Si yo fuera más joven y tuviera otro ánimo acorde con esa circunstancia me entretendría en hacer un detallado recuento de todas las ideas que los candidatos van desgranando en sus comparecencias previas a las elecciones para, con todas ellas, reunidas, hacer una especie de gran fresco visual en el que se pudiera contemplar, de un solo vistazo, cual es el nivel de carencias y necesidades que encuentran quienes aspiran a dirigir la vida ciudadana durante los próximos cuatro años. A ojo de buen cubero calculo que la mitad de esas propuestas, más o menos, se vienen arrastrando, sin solución, desde hace ya muchos años, por lo que su reiterada aparición en programas y declaraciones tiene que suscitar, como ocurre, un natural escepticismo.

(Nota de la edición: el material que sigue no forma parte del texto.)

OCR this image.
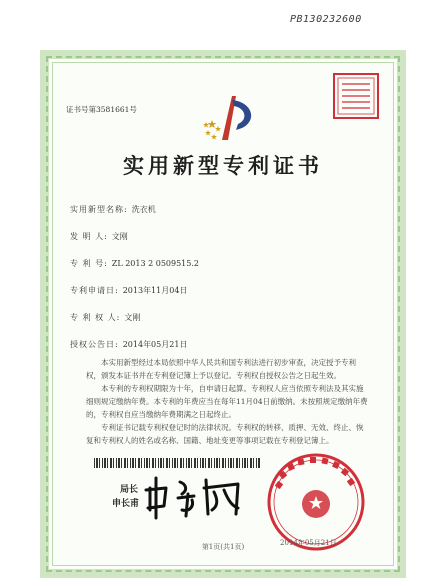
PB130232600
证书号第3581661号
实用新型专利证书
实用新型名称: 洗衣机
发 明 人: 文刚
专 利 号: ZL 2013 2 0509515.2
专利申请日: 2013年11月04日
专 利 权 人: 文刚
授权公告日: 2014年05月21日

本实用新型经过本局依照中华人民共和国专利法进行初步审查，决定授予专利权，颁发本证书并在专利登记簿上予以登记。专利权自授权公告之日起生效。

本专利的专利权期限为十年，自申请日起算。专利权人应当依照专利法及其实施细则规定缴纳年费。本专利的年费应当在每年11月04日前缴纳。未按照规定缴纳年费的，专利权自应当缴纳年费期满之日起终止。

专利证书记载专利权登记时的法律状况。专利权的转移、质押、无效、终止、恢复和专利权人的姓名或名称、国籍、地址变更等事项记载在专利登记簿上。

局长
申长甫
2014年05月21日
第1页(共1页)
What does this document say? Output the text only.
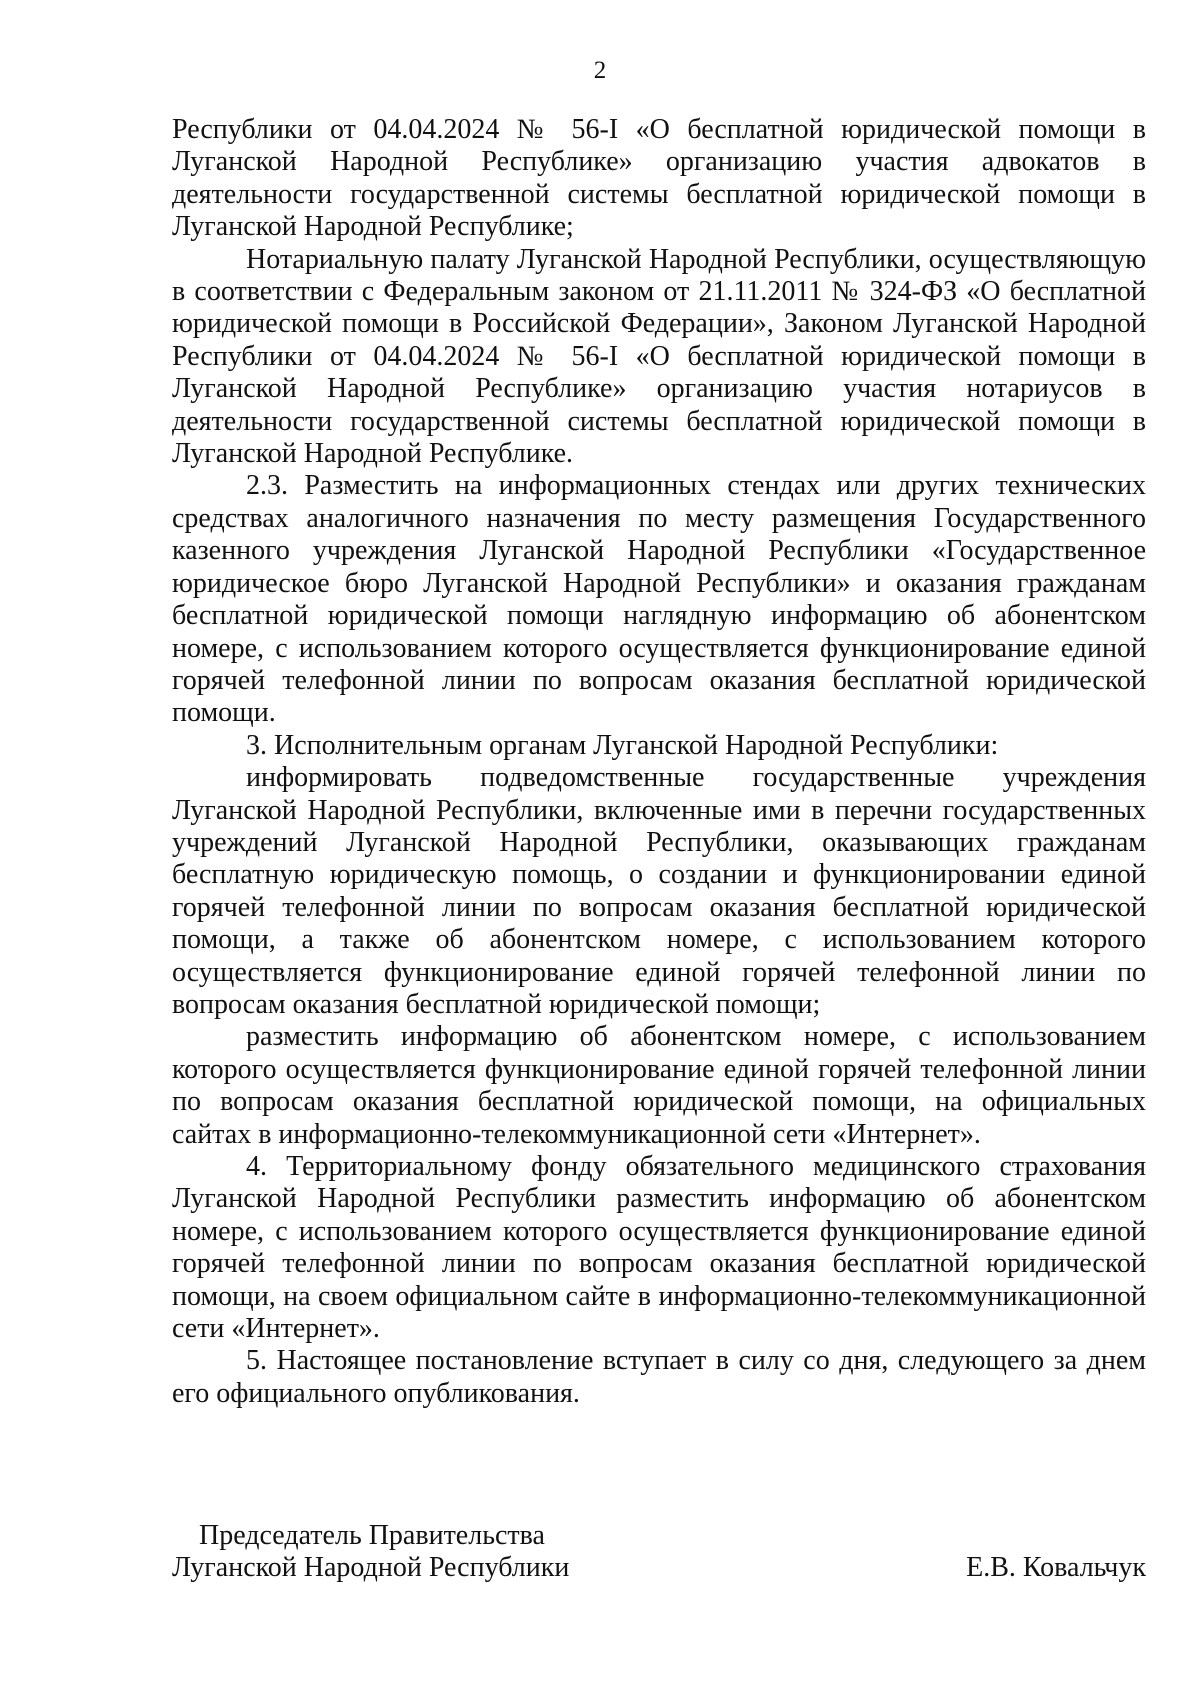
2

Республики от 04.04.2024 № 56-I «О бесплатной юридической помощи в Луганской Народной Республике» организацию участия адвокатов в деятельности государственной системы бесплатной юридической помощи в Луганской Народной Республике;

Нотариальную палату Луганской Народной Республики, осуществляющую в соответствии с Федеральным законом от 21.11.2011 № 324-ФЗ «О бесплатной юридической помощи в Российской Федерации», Законом Луганской Народной Республики от 04.04.2024 № 56-I «О бесплатной юридической помощи в Луганской Народной Республике» организацию участия нотариусов в деятельности государственной системы бесплатной юридической помощи в Луганской Народной Республике.

2.3. Разместить на информационных стендах или других технических средствах аналогичного назначения по месту размещения Государственного казенного учреждения Луганской Народной Республики «Государственное юридическое бюро Луганской Народной Республики» и оказания гражданам бесплатной юридической помощи наглядную информацию об абонентском номере, с использованием которого осуществляется функционирование единой горячей телефонной линии по вопросам оказания бесплатной юридической помощи.

3. Исполнительным органам Луганской Народной Республики:

информировать подведомственные государственные учреждения Луганской Народной Республики, включенные ими в перечни государственных учреждений Луганской Народной Республики, оказывающих гражданам бесплатную юридическую помощь, о создании и функционировании единой горячей телефонной линии по вопросам оказания бесплатной юридической помощи, а также об абонентском номере, с использованием которого осуществляется функционирование единой горячей телефонной линии по вопросам оказания бесплатной юридической помощи;

разместить информацию об абонентском номере, с использованием которого осуществляется функционирование единой горячей телефонной линии по вопросам оказания бесплатной юридической помощи, на официальных сайтах в информационно-телекоммуникационной сети «Интернет».

4. Территориальному фонду обязательного медицинского страхования Луганской Народной Республики разместить информацию об абонентском номере, с использованием которого осуществляется функционирование единой горячей телефонной линии по вопросам оказания бесплатной юридической помощи, на своем официальном сайте в информационно-телекоммуникационной сети «Интернет».

5. Настоящее постановление вступает в силу со дня, следующего за днем его официального опубликования.

Председатель Правительства
Луганской Народной Республики	Е.В. Ковальчук
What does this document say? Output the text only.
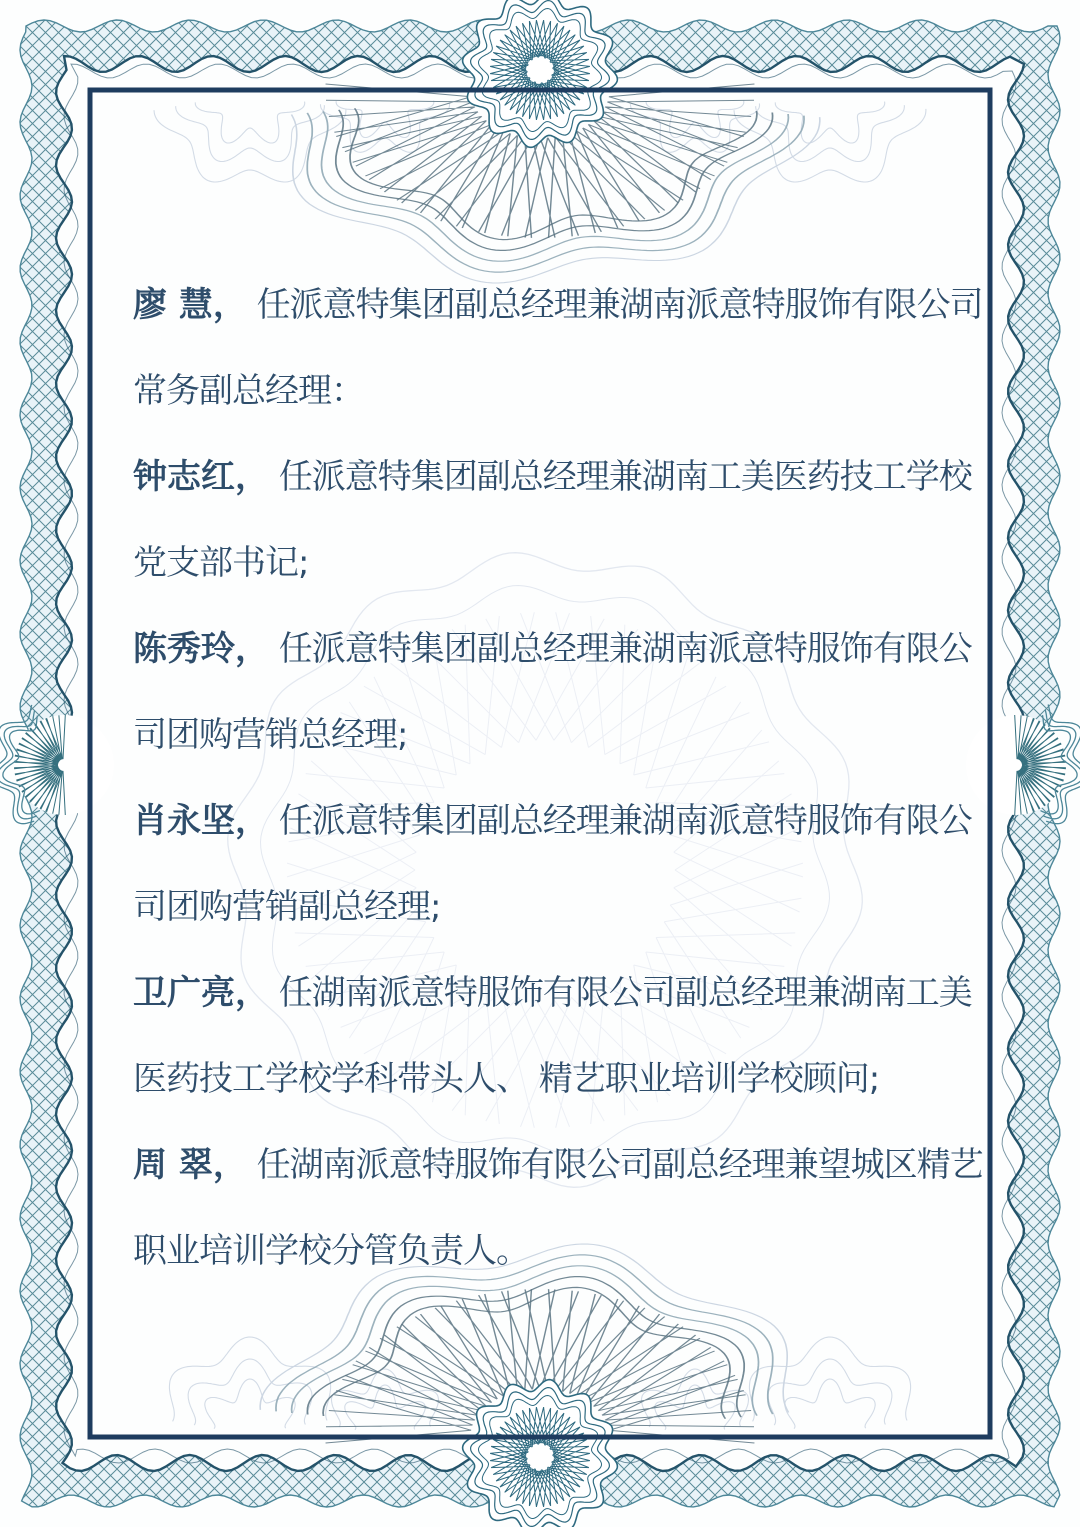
廖 慧， 任派意特集团副总经理兼湖南派意特服饰有限公司
常务副总经理：
钟志红， 任派意特集团副总经理兼湖南工美医药技工学校
党支部书记;
陈秀玲， 任派意特集团副总经理兼湖南派意特服饰有限公
司团购营销总经理;
肖永坚， 任派意特集团副总经理兼湖南派意特服饰有限公
司团购营销副总经理;
卫广亮， 任湖南派意特服饰有限公司副总经理兼湖南工美
医药技工学校学科带头人、 精艺职业培训学校顾问;
周 翠， 任湖南派意特服饰有限公司副总经理兼望城区精艺
职业培训学校分管负责人。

       Esa exposición de ideas nos permite obtener un retrato puntual de cómo ven la ciudad los candidatos en este momento concreto y la impresión global, por lo que vamos oyendo hasta ahora, viene a ratificar lo que la ciudadanía ha estado manifestando, de manera más o menos estentórea, durante los últimos tiempos, en abierta contradicción con la autocomplacencia con que la corporación cesante valora una gestión que, desde luego, ha estado muy lejos de ser satisfactoria o beneficiosa para el conjunto de la ciudad.
       En el repertorio de ideas que ahora brotan las hay de todos los colores, desde las que entran directamente en la utopia irrealizable hasta las que son, al menos desde mi óptica, tan ridículas como innecesarias, incluyendo en ellas las que tienen el necesario barniz del oportunismo populista que algunos piensan hace mella en la opinión pública. Sí hay una tendencia común, la de hacer propuestas ambiciosas, de alto calado, descuidando la atención debida a cuestiones domésticas muy simples, como la limpieza callejera, la regeneración de los maltratados parques y jardines, la eliminación de los absurdos e inútiles relojes-termómetros (ninguno funciona ya) o la reposición de rayas en el asfalto, inexistente ya en muchas calles.
       En esa problemática surge, de pronto, y sin previo aviso, la acción colectiva de los comerciantes locales, los de toda la vida, víctimas de una serie de circunstancias que las estructuras modernas han ido encadenando: las grandes superficies situadas en las afueras, la implantación masiva de franquicias de marcas de postín, la invasión del comercio chino para el que no hay límites ni horarios, sin olvidar el condicionamiento esencial, el estancamiento de una población que no consigue salir de unos límites muy reducidos, sin que se adivinen mejores perspectivas. No creo que ningún Ayuntamiento tenga la varita mágica que pueda resolver de un plumazo cuestiones tan complejas. Otro es el camino y pasa, necesariamente, por encontrar una fórmula que nos convenza a todos de la conveniencia de comprar en el comercio local, destacando sus ventajas, incluida la calidad de los productos frente a los detestables objetos que llenan las estanterías en esos bazares orientales que entre bromas  estamos ayudando a prosperar.
       No lo tienen fácil los comerciantes, pero es valiosa su actuación colectiva y merecen nuestra simpatía. Sólo hay cosa que no consigo entender. Aprovechando el lío, algunos piden a voces como remedio infalible que Carretería se vuelva a abrir al tráfico. ¿De verdad, alguien piensa que volver a llenar la calle de coches y expulsar de ella a los pacíficos transeúntes que van a pie servirá para vender más camisas, perfumes o calcetines? ¿Alguien cree que volver al pasado es mejor que avanzar hacia el futuro? Y el futuro es una ciudad sin coches. Aquí y en cualquier lugar civilizado.